Imagem: Banco de Séries

De James McGill a Saul Goodman em dez episódios. Provavelmente, vai entrar na listinha de subtítulos da Record, caso a emissora decida transmitir a série derivada do seu recente sucesso Breaking Bad: A Química do Mal. Convenhamos que é bem mais apropriado, afinal, foi disso que a temporada se tratou:  mostrar o progresso e a série de acontecimentos que levaram um golpista sem rumo a se tornar um advogado fracassado e este a se tornar o advogado famoso e canastrão que nos foi previamente apresentado. E intercalando flashbacks com o foco na vida de Jimmy, e a vida Jimmy com as nossas lembranças de Saul Goodman, Better Call Saul nos apresentou um interessante paralelo entre sucesso e fracasso, talento e oportunismo, através dos conflitos e dilemas do personagem central.

Nesse episódio final, presenciamos o encontro das três facetas do nosso protagonista. O Jimmy advogado de idosos visita sua antiga vida, a qual ganhava aplicando golpes em pessoas não tão espertas quanto ele, o que podemos definir como uma experiência de vida que ele conseguiu inserir em seu trabalho com o Direito. Ele pode ter abandonado a vida de golpista, mas a vida de golpista nunca o abandonou. É o que ele sabe fazer de melhor, e podemos concluir que o que impediu que ele ascendesse mais e mais cedo dentro da profissão escolhida, foi sua consciência e uma espécie de bondade e ilusão quase infantis, tanto por acreditar que ele poderia vencer na vida por méritos próprios, quanto por acreditar que é possível conquistar o sucesso que ele almejava sem sucumbir um pouco à sua inerente esperteza, a qual ele evitava, talvez, por querer livrar-se completamente do seu passado desonesto. Tudo isso o levou àquelas decisões com um misto de oportunismo e vislumbre de sucesso, barradas por um ímpeto de honestidade, que por tantas vezes observamos no decorrer dessa primeira temporada. Se a série fosse um desenho animado, Jimmy andaria o tempo inteiro com um anjinho e um diabinho nos ombros.

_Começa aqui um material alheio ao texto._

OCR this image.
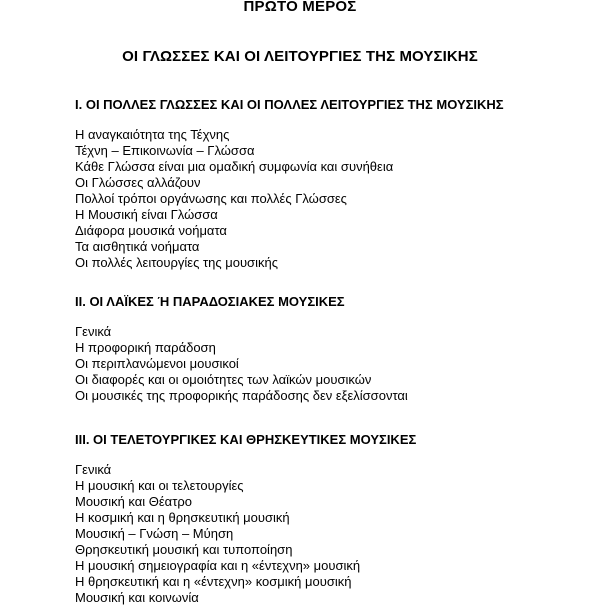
ΠΡΩΤΟ ΜΕΡΟΣ
ΟΙ ΓΛΩΣΣΕΣ ΚΑΙ ΟΙ ΛΕΙΤΟΥΡΓΙΕΣ ΤΗΣ ΜΟΥΣΙΚΗΣ
Ι. ΟΙ ΠΟΛΛΕΣ ΓΛΩΣΣΕΣ ΚΑΙ ΟΙ ΠΟΛΛΕΣ ΛΕΙΤΟΥΡΓΙΕΣ ΤΗΣ ΜΟΥΣΙΚΗΣ
Η αναγκαιότητα της Τέχνης
Τέχνη – Επικοινωνία – Γλώσσα
Κάθε Γλώσσα είναι μια ομαδική συμφωνία και συνήθεια
Οι Γλώσσες αλλάζουν
Πολλοί τρόποι οργάνωσης και πολλές Γλώσσες
Η Μουσική είναι Γλώσσα
Διάφορα μουσικά νοήματα
Τα αισθητικά νοήματα
Οι πολλές λειτουργίες της μουσικής
ΙΙ. ΟΙ ΛΑΪΚΕΣ Ή ΠΑΡΑΔΟΣΙΑΚΕΣ ΜΟΥΣΙΚΕΣ
Γενικά
Η προφορική παράδοση
Οι περιπλανώμενοι μουσικοί
Οι διαφορές και οι ομοιότητες των λαϊκών μουσικών
Οι μουσικές της προφορικής παράδοσης δεν εξελίσσονται
ΙΙΙ. ΟΙ ΤΕΛΕΤΟΥΡΓΙΚΕΣ ΚΑΙ ΘΡΗΣΚΕΥΤΙΚΕΣ ΜΟΥΣΙΚΕΣ
Γενικά
Η μουσική και οι τελετουργίες
Μουσική και Θέατρο
Η κοσμική και η θρησκευτική μουσική
Μουσική – Γνώση – Μύηση
Θρησκευτική μουσική και τυποποίηση
Η μουσική σημειογραφία και η «έντεχνη» μουσική
Η θρησκευτική και η «έντεχνη» κοσμική μουσική
Μουσική και κοινωνία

Analisadas as facetas Jimmy golpista e Jimmy advogado e somando-as à série de decepções, arrependimentos, fracassos e derrotas que o personagem vivenciou ao longos desses dez episódios, fica fácil entender como e por quê ele se livrou dos princípios que impediam que sua esperteza o encaminhasse para o sucesso e se tornou Saul Goodman. A vida de Jimmy, nesse primeira temporada, foi uma devastadora sequência de altos e baixos, sendo cada breve subida uma queda ainda mais funda. Quando a gente se acomoda e aceita uma vida mediana, ela se torna até suportável, mas exista um limite de vezes em que podemos alimentar nossas esperanças para que ela seja tão abruptamente arrancada de nós. Foi isso que aconteceu com Jimmy, a cada vez que ele se rendeu aos impulsos e saboreou uma pequena vitória, que tão imediatamente se configurou em uma derrota mais expressiva. O dinheiro de Betsy e Craig que sua consideração por Kim o impediu de usar para começar a firma, sua breve e inútil fama de herói, seu decepcionante trabalho com os idosos…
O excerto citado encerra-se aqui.